そのためには、地域に最も根ざしている商工会議所がハブとなり、自治体と深く連携しながらそうした窓口機能を有したプラットフォームを運営していくことが求められます。自治体としても、地域のネットワーキングをもっと強化・活性化して、中小企業支援に長期的かつ総合的に取り組んでいく姿勢が必要です。
坂本:個社のビジネスの利害を超えてでも、これからの人口減少時代、特に深刻な人材流出が進む地方経済において、商工会議所としても新たな仕組みづくりに踏み込まなければならないという強い危機感があるということですね。
小山田:急速な人口減少に直面し、疲弊している地方をどう守り、元気にしていくかというビジョンは、国や自治体、企業、そして支援機関が一緒になって長期的な時間軸で真剣に考えなければならないテーマです。もう一つ、私がお伝えしたいのは、大企業と中小企業は決して切り離された存在ではなく、運命共同体であるということです。大企業が世界に誇る製品やサービスは、地方にある数多くの中小企業の素晴らしい部品や技術によって支えられています。中小企業が人手不足で弱体化し、地方経済が衰退してしまえば、巡り巡って大企業の存立基盤そのものを危うくします。

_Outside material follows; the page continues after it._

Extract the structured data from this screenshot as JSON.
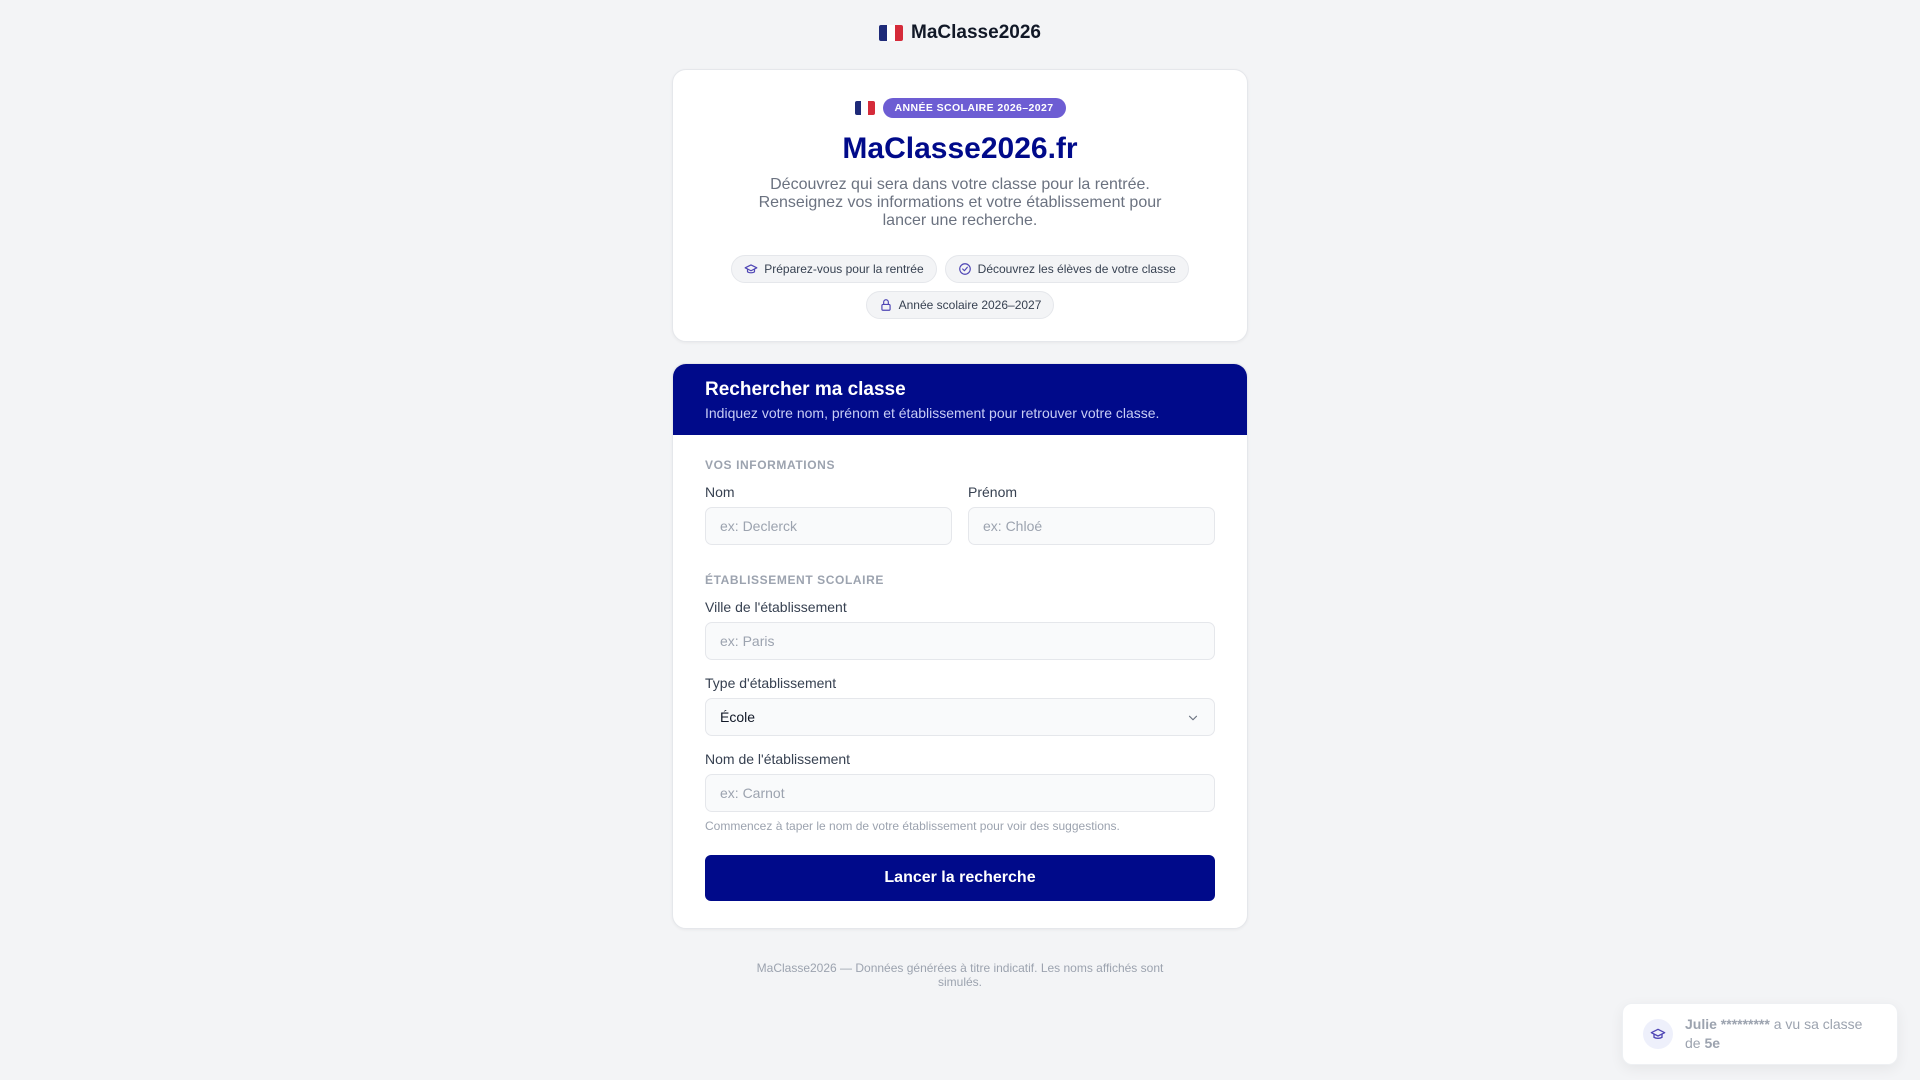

サプライチェーン全体の付加価値向上や大企業と中小企業の共存共栄を目指す「パートナーシップ構築宣言」を掲げる大企業が増えていますが、イノベーションや製品戦略、そして何より人材の循環において、もっと本質的な連携を深めるべきです。大企業と中小企業との間で人材の派遣や交流を活発にしたり、あるいは大企業が本社機能や拠点を地方に分散させたり、リモートワーク体制を整備し二拠点生活といった新しいライフスタイルを後押ししたりすることなどにより、都市と地方との間でもっと人材を恒常的に循環させていくことが必要だと思います。このような観点などを含めて、私たちとしても地域経済、地域産業の持続可能性を高める取り組みをしっかりと行っていきたいと考えています。
【プロフィール】小山田 隆氏
日本商工会議所・東京商工会議所 労働委員長
1979年東京大学経済学部卒業、三菱銀行(現三菱UFJ銀行)入行。2014年副頭取、2015年より三菱UFJフィナンシャル・グループ副社長兼務、2016年頭取就任。2017年から特別顧問。金融界のトップとして培った卓越した経営視点を活かし、現在は日本商工会議所・東京商工会議所の労働委員長として、日本の労働政策のグランドデザイン策定をリード。2025年4⽉からは厚生労働大臣の諮問機関である労働政策審議会の委員も務める。
坂本 貴志
一橋大学国際公共政策大学院公共経済専攻修了後、厚生労働省入省。社会保障制度の企画立案業務などに従事した後、内閣府にて官庁エコノミストとして「月例経済報告」の作成や「経済財政白書」の執筆に取り組む。三菱総合研究所にて海外経済担当のエコノミストを務めた後、2017年10月よりリクルートワークス研究所に参画。